Fallout from a potential Olympics cancellation
A one-year postponement, the economists say, would cost organizers another nine figures. The exact calculations are complex. Interest rates and re-marketing efforts and the nixing of previously scheduled 2021 events would factor in.
But when you’ve already spent tens of billions, and when the alternative — cancellation — would see billions in revenue forfeited, you can probably stomach the additional costs.
In the case of postponement, Zimbalist says, those costs are “a drop in the bucket.”
The ramifications of a cancellation, on the other hand, would be massive.
The vast majority of the $25 billion, the economists say, has already been spent — by the government, on stadiums and hotels and other infrastructure. “The lion’s share of that is stuff they wouldn’t have done without the Olympics coming,” Zimbalist says of Tokyo. “Arguably some of it has some long-run value. But it would’ve been relatively low priority in terms of the different public infrastructure needs that the city has.”
And for that $25 billion investment, Tokyo would get zero money from ticket sales. The city wouldn’t get its share of TV and sponsorship revenue. Perhaps more importantly, it would reap none of the political, symbolic or intangible benefits associated with hosting the Olympics. Some of the public projects would be of long-term use. Most wouldn’t. A majority of that $25 billion would swirl down the drain.

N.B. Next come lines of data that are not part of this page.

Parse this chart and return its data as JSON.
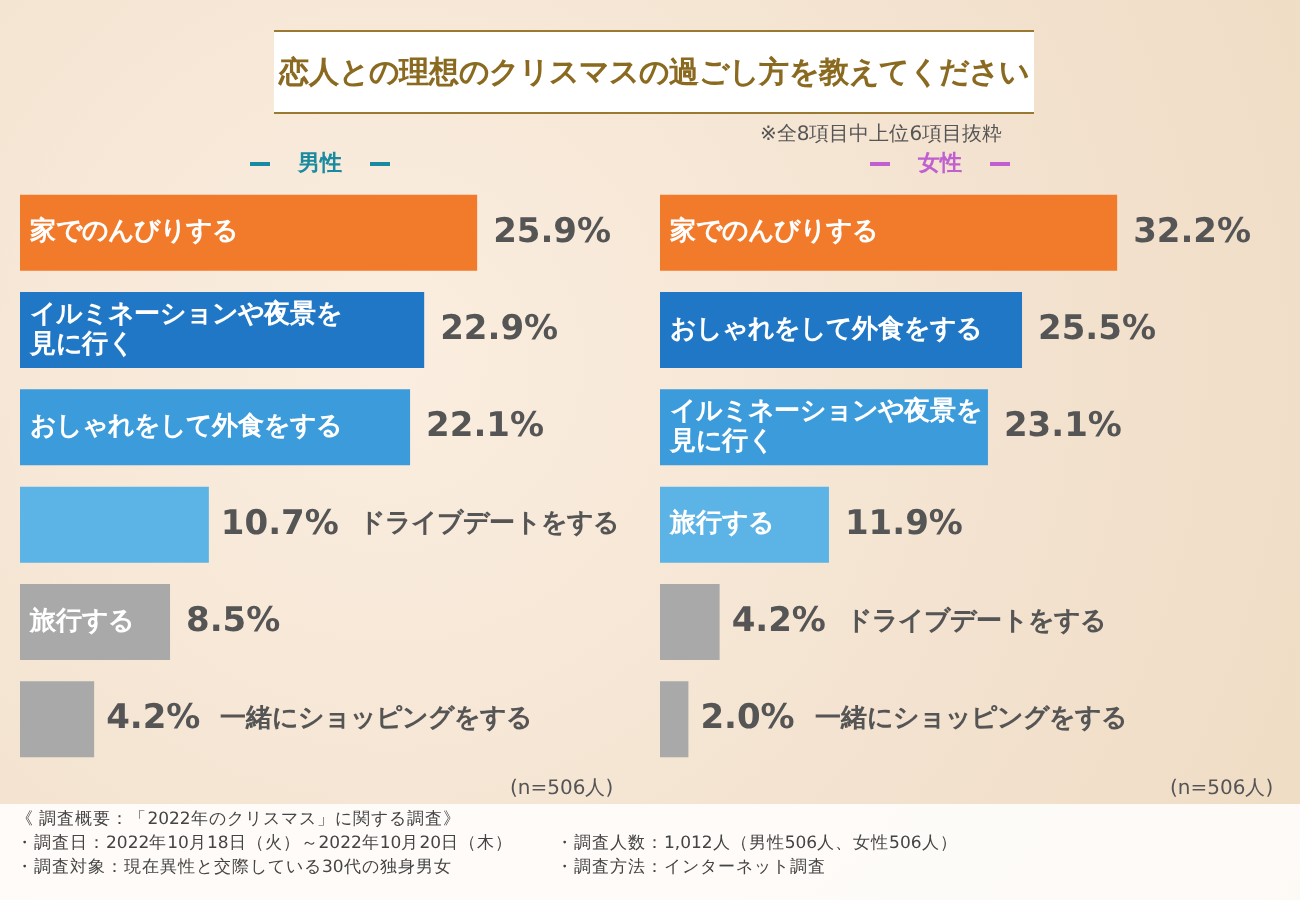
{
  "chart_data": [
    {
      "type": "bar",
      "orientation": "horizontal",
      "title": "恋人との理想のクリスマスの過ごし方を教えてください",
      "subtitle": "男性",
      "categories": [
        "家でのんびりする",
        "イルミネーションや夜景を見に行く",
        "おしゃれをして外食をする",
        "ドライブデートをする",
        "旅行する",
        "一緒にショッピングをする"
      ],
      "values": [
        25.9,
        22.9,
        22.1,
        10.7,
        8.5,
        4.2
      ],
      "value_labels": [
        "25.9%",
        "22.9%",
        "22.1%",
        "10.7%",
        "8.5%",
        "4.2%"
      ],
      "colors": [
        "#f27a2b",
        "#1f77c6",
        "#3b9bdb",
        "#5bb3e6",
        "#a9a9a9",
        "#a9a9a9"
      ],
      "legend": false,
      "annotations": [
        "※全8項目中上位6項目抜粋",
        "(n=506人)",
        "《 調査概要：「2022年のクリスマス」に関する調査》",
        "・調査日：2022年10月18日（火）～2022年10月20日（木）",
        "・調査人数：1,012人（男性506人、女性506人）",
        "・調査対象：現在異性と交際している30代の独身男女",
        "・調査方法：インターネット調査"
      ]
    },
    {
      "type": "bar",
      "orientation": "horizontal",
      "subtitle": "女性",
      "categories": [
        "家でのんびりする",
        "おしゃれをして外食をする",
        "イルミネーションや夜景を見に行く",
        "旅行する",
        "ドライブデートをする",
        "一緒にショッピングをする"
      ],
      "values": [
        32.2,
        25.5,
        23.1,
        11.9,
        4.2,
        2.0
      ],
      "value_labels": [
        "32.2%",
        "25.5%",
        "23.1%",
        "11.9%",
        "4.2%",
        "2.0%"
      ],
      "colors": [
        "#f27a2b",
        "#1f77c6",
        "#3b9bdb",
        "#5bb3e6",
        "#a9a9a9",
        "#a9a9a9"
      ],
      "legend": false,
      "annotations": [
        "(n=506人)"
      ]
    }
  ]
}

The IOC, by comparison, is sheltered from risk. Its main financial loss would be in TV revenue. Olympic broadcasting contracts, Zimbalist says, “have a make-good provision that would enable the television networks to get compensated for any losses” — meaning NBC would not be on the hook for $1.1 billion if the Games it paid $1.1 billion for never happen. (NBC responded to a question about stipulations in its contract with a statement that did not address the question.)
Plus, says Zimbalist: “The problem, I think, for the IOC here, is reputational. It’s optics. And it’s not gonna look good. Because now, on top of everything else, prospective hosts are not only gonna have to worry about the financial ramifications of hosting, and the political and security ramifications, but they’re gonna have to worry about the possibility of natural interference.”

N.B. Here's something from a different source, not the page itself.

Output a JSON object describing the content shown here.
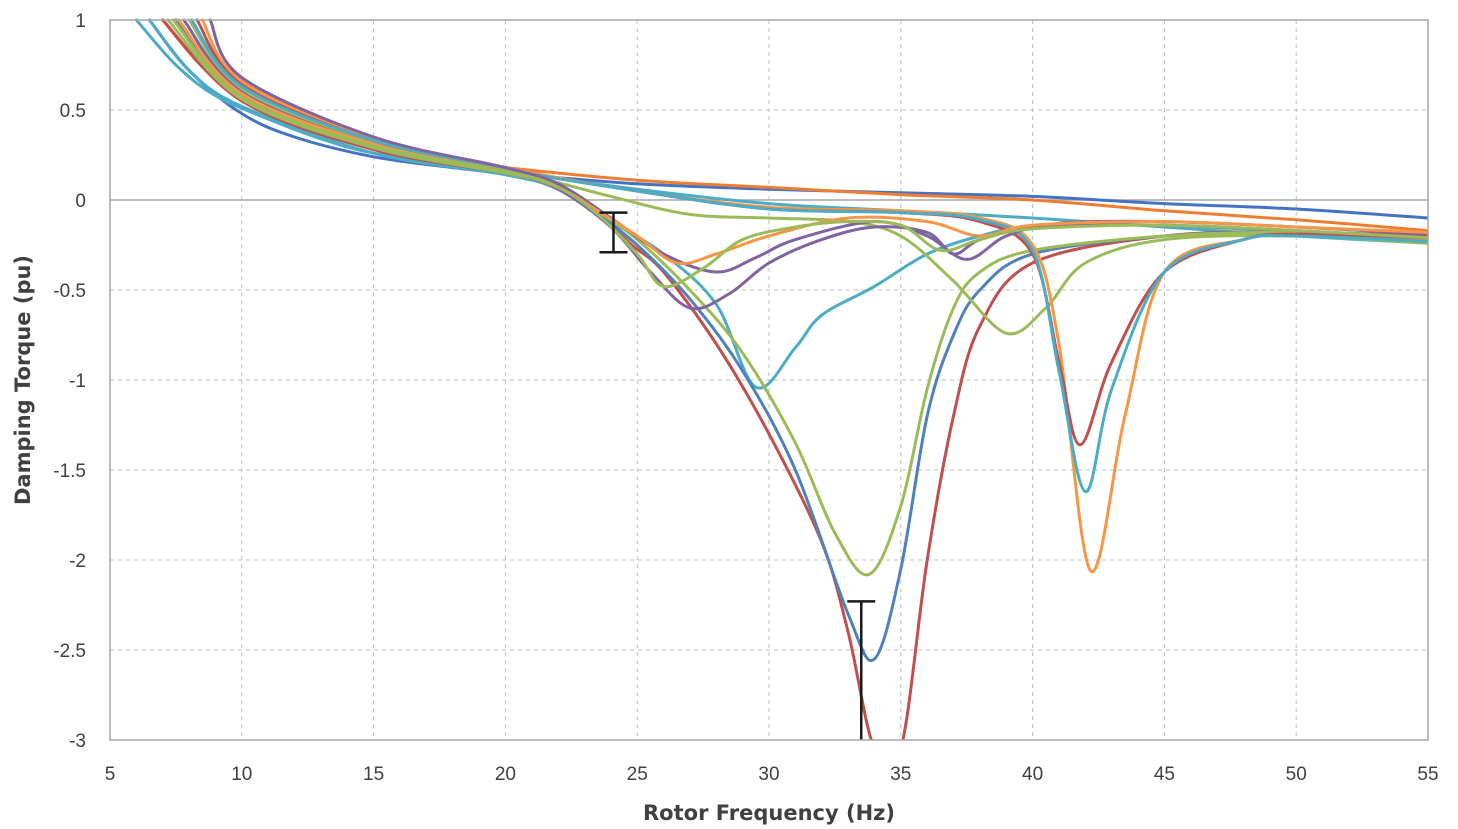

And yet the real cost of a cancellation would have little to do with 11-figure sums or the IOC. It’d be the human cost, the thousands of athletes who spend three years and 11 months pouring their dollars and sweat into preparing for the Olympics.
Many of them, for now, according to USOPC Athletes’ Advisory Council chairman Han Xiao, remain primarily concerned with the coronavirus’ effect on their qualification events. But the prospect of a cancellation?
“Of course, it’s definitely on my mind,” gold medal-winning Swedish swimmer Sarah Sjöström told the AP on Wednesday. “We are reminded about it every day. I read the news. It’s a bit scary.”
“I really can’t even imagine having the Olympics canceled,” gold medal-winning Hungarian swimmer Katinka Hosszú told the AP. “For athletes, it’s a nightmare. That’s our life.”